Ángelus, 30 de mayo de 2021

La fiesta de hoy, pues, nos hace contemplar este maravilloso misterio de amor y luz del que procedemos y hacia el cual se orienta nuestro camino terrenal.

Está el Padre, al que rezo con el Padrenuestro; está el Hijo que me ha dado la redención, la justificación; está el Espíritu Santo que habita en nosotros y habita en la Iglesia.

Queridos hermanos y hermanas, ¡buenos días!

En esta fiesta en la que celebramos a Dios: el misterio de un único Dios y este Dios es el Padre y el Hijo y el Espíritu Santo. ¡Tres personas, pero Dios es uno! El Padre es Dios, el Hijo es Dios, el Espíritu es Dios. Pero no son tres dioses: es un solo Dios en tres Personas. Es un misterio que nos ha revelado Jesucristo: la Santa Trinidad. Hoy nos detenemos a celebrar este misterio, porque las Personas no son adjetivaciones de Dios: no. Son Personas, reales, distintas, diferentes; no son —como decía aquel filósofo— “emanaciones de Dios”: ¡no, no! Son Personas. Está el Padre, al que rezo con el Padrenuestro; está el Hijo que me ha dado la redención, la justificación; está el Espíritu Santo que habita en nosotros y habita en la Iglesia. Y este nos habla al corazón, porque lo encontramos encerrado en esa frase de san Juan que resume toda la revelación: «Dios es amor» (1Jn 4,8.16). El Padre es amor, el Hijo es amor, el Espíritu Santo es amor. Y en cuanto es amor, Dios, aunque es uno y único, no es soledad sino comunión, entre el Padre, el Hijo y el Espíritu Santo. Porque el amor es esencialmente don de sí mismo, y en su realidad originaria e infinita es Padre que se da generando al Hijo, que a su vez se da al Padre, y su amor mutuo es el Espíritu Santo, vínculo de su unidad. No es fácil entenderlo, pero se puede vivir este misterio; todos nosotros; se puede vivir tanto.

Este misterio de la Trinidad nos fue desvelado por el mismo Jesús. Él nos hizo conocer el rostro de Dios como Padre misericordioso; se presentó a Sí mismo, verdadero hombre, como Hijo de Dios y Verbo del Padre, Salvador que da su vida por nosotros y habló del Espíritu Santo que procede del Padre y del Hijo, Espíritu de la Verdad, Espíritu Paráclito —el domingo pasado hablamos de esta palabra “paráclito”— es decir, Consolador y Abogado.
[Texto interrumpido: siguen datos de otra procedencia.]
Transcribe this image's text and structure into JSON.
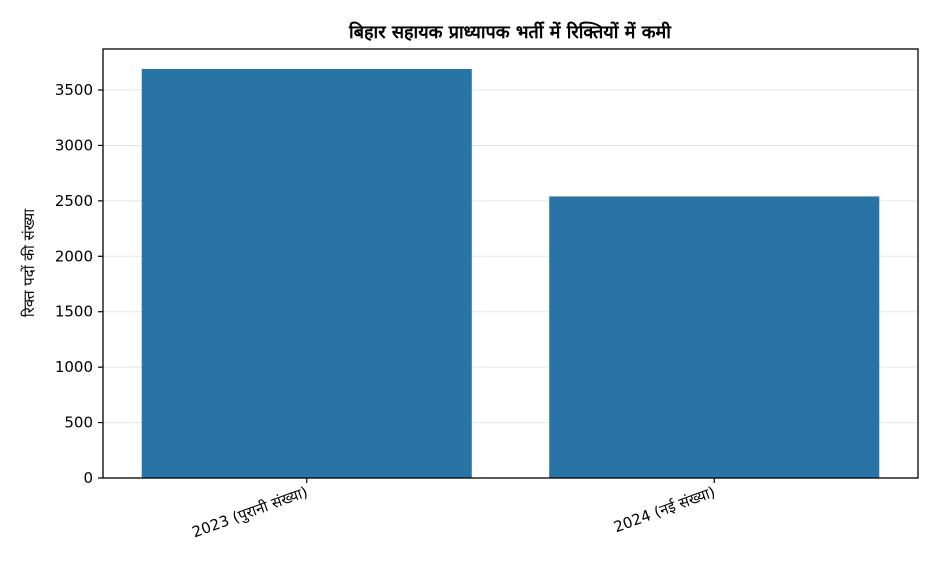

Y cuando Jesús se apareció a los apóstoles después de la Resurrección, Jesús los mandó a evangelizar «a todas las gentes, bautizándolas en el nombre del Padre y del Hijo y del Espíritu Santo» (Mt 28,19).

La fiesta de hoy, pues, nos hace contemplar este maravilloso misterio de amor y luz del que procedemos y hacia el cual se orienta nuestro camino terrenal.

En el anuncio del Evangelio y en toda forma de la misión cristiana, no se puede prescindir de esta unidad a la que llama Jesús, entre nosotros, siguiendo la unidad del Padre, del Hijo y del Espíritu Santo: no se puede prescindir de esta unidad. La belleza del Evangelio requiere ser vivida —la unidad— y testimoniada en la concordia entre nosotros, que somos tan diferentes. Y esta unidad me atrevo a decir que es esencial para el cristiano: no es una actitud, una forma de decir: no, es esencial, porque es la unidad que nace del amor, de la misericordia de Dios, de la justificación de Jesucristo y de la presencia del Espíritu Santo en nuestros corazones.

María Santísima, en su sencillez y humildad, refleja la Belleza de Dios Uno y Trino, porque recibió plenamente a Jesús en su vida. Que ella sostenga nuestra fe; que nos haga adoradores de Dios y servidores de nuestros hermanos.